In this case, to your ten-year old son, and he reminds you again that the Washington Post is fairly well rated on media bias charts, though not quite as neutral or reliable as BBC or NPR. You’ve had many of these conversations, and you find yourself marveling at how much you’re learning about the news and the world from your son, and you start to wonder (again) if this is a good thing, but you’ve already been sucked up into (another) conversation about whether or not William Burr is one of the worst Attorney Generals ever (answer: he is). And I misspelled his name on purpose. You think about how exhausting it is to have some of the same types of conversations over and over again, and then you reality-check yourself with the reality that you’re going engaging in meaningful dialogues about politics with your ten-year old. And that’s kinda neat.

You figure it out.

You figure out how to get a sewing machine going again, while simultaneously holding a squirming infant who is eager to help troubleshoot. You do this because your 13-year old wants to sew a new mask. So you find a way. That is what you do. You find a way, or you make a way. When you have children who want to make, create, invent…you make a way for that to happen. So you fix a sewing machine with the help of an infant.

You drink.

That’s what front like warriors do when they come up for momentary breaths. They drink. They drink hard. You drink with your buddies and tell war stories.

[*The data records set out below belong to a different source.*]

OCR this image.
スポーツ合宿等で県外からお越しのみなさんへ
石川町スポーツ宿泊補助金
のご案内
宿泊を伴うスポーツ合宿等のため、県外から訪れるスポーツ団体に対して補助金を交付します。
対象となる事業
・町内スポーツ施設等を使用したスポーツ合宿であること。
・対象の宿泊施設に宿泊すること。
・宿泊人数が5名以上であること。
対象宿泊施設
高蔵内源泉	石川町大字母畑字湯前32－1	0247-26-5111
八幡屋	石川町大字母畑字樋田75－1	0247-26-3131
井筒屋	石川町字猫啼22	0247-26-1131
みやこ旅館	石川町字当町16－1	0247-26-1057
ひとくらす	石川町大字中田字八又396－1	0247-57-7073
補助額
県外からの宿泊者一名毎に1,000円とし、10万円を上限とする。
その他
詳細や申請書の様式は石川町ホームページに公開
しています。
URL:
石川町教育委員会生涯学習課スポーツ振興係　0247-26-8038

So that’s what you do, especially if you have a buddy named Becca. You drink reality not away, but enough to give the recent bit a little bitta distance; decaf cuppa coffee in hand, sitting in rusty bistro chairs on the front porch in the dark by the light of the moon and telling tales of the beasts, the little beasts, the loud temperamental beasts and their big hearts and…maybe we should go wake them. Just for a few more minutes.

You live life hard. That’s what you do.